From Prins to Prinz: The mysteries of the chocolate trail

My choco-dar (internal radar for chocolate experiences) led me to a hauntingly personal story.

A portrait of Isak Prins by his son. (photo credit: Courtesy)
A portrait of Isak Prins by his son.
(photo credit: Courtesy)
Little did I realize when working on my book, On the Chocolate Trail, how eerie the connections between Jews and chocolate might become. My choco-dar (internal radar for chocolate experiences) led me to a hauntingly personal story.
In 2009, a kind scholar, learning of my interests, mentioned a Dutch archival collection of a Jewish scholar who had researched chocolate.

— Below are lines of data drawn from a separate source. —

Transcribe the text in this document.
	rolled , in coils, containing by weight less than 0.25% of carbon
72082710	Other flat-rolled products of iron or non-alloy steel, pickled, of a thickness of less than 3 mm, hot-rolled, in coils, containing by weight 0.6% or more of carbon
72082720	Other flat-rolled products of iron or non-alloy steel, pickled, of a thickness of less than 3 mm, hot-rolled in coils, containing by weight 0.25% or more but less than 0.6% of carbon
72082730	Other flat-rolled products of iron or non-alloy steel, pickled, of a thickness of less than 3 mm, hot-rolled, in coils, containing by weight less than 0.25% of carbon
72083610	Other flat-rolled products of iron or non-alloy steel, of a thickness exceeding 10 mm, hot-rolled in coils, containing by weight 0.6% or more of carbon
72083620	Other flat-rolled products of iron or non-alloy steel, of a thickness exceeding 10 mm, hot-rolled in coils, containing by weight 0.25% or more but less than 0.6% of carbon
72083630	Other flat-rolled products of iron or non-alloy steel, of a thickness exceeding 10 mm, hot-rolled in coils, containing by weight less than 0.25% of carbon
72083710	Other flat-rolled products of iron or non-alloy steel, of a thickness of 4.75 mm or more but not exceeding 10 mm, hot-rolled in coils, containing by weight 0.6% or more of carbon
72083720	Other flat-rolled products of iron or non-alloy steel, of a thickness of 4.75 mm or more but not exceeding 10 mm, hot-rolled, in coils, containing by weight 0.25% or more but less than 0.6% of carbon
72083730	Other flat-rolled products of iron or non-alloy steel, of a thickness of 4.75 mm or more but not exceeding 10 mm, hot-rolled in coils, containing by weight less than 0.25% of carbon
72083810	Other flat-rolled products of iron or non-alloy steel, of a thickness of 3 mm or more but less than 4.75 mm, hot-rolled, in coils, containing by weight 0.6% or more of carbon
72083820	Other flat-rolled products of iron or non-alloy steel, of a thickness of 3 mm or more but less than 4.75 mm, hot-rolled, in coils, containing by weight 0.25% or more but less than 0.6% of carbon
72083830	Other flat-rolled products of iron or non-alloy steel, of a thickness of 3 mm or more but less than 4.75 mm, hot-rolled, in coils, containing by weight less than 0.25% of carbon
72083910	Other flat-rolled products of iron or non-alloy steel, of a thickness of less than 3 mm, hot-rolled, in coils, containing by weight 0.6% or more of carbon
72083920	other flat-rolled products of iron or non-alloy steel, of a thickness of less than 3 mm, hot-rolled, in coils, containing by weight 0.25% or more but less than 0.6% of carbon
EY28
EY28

I deferred investigating it then because plenty of material in English from American archives and libraries already inundated me. The thought of yet another archive, in Jerusalem no less – and even more challenging, in Dutch – almost pushed me to forgo chocolate altogether. Though I longed to sample the tidbits hidden there, I had resigned myself to the fact that On the Chocolate Trail could not capture every story. Whatever might be in the Dutch documents would just have to be a byway.
Three years later, with the book about to be sent off to the printer and a couple of free days in Jerusalem, I could finally delve into the Dutch trove. I scanned the online listing at The Central Archives for the History of the Jewish People, to find that the collector’s name was Isak Prins, the Dutch variant of my last name. As I glanced at the substantial list of the Prins holdings, I speculated about whether this would be a satisfying venture or not. Finally my husband, Mark, and I trekked down a windy hillside pathway to a barely marked caravan in an isolated corner of the Hebrew University’s Givat Ram campus to survey the Isak Prins collection of Joden en chocola, Jews and chocolate.
We rummaged through Prins’s chocolate wrappers, publications, photos and notes obsessively scratched on slips of paper. Deep in those 141 boxes we found an article authored by Prins, in which he wrote: “The present writer has written a book on ‘Jews and Chocolate – Explorations in Cultural History in the Diaspora’ and a history of Israel chocolate making is in preparation as the second part of the work” (The Jerusalem Post, March 1, 1957).
I flushed with a mix of surprise, disappointment, curiosity, embarrassment and jealousy that On the Chocolate Trail would not, after all, be the first book about Jews and chocolate as I had thought. Yet happily it also meant that there could be even more stories to unwrap.
So began a hunt for Prins’s book. Since I had seen in his papers that Prins had written to Brill Publishers, I contacted them. No, the acquisitions editor politely replied, they had no record of publishing such a book. I checked online. Nothing. I queried libraries in America, Holland and Israel, including Hebrew Union College-Jewish Institute of Religion, the Bibliotheca Rosenthaliana, the Special Collections at the University of Amsterdam and the National Library of Israel. No record of a book or a manuscript on the topic at all, much less by Prins.
In April 2013, I contacted Prins’s grandsons, David and Daniel, who were completely unaware of their grandfather’s research about Jews and chocolate and knew nothing of his book. Also in April, my blog, Jews on the Chocolate Trail, registered a comment from a distant cousin of Prins, a man named Henry Joshua, who confided that as a child he and his mother had visited Prins at his home in the Jerusalem neighborhood of Bayit Vagan in 1958. Joshua further recalled that Prins had mentioned his book about chocolate. And then he added definitively: “Prins died in 1968 without finishing his book.”
Isak Prins and I share a family name and an interest in chocolate and Jews. Oddly we also claim the same birthdate, February 24. (He was born in 1887 in The Netherlands and moved to Israel in 1948.) My choco-dar had led me to a scholar with my surname, my interests and my astrological sign. Mysteries remain: Is Prins related to me? Did he actually write the book? If so, where is it? What did he really discover about Jews and chocolate?
For now, I have to leave it this way: From Prins to Prinz, the Jewish chocolate trail broadens.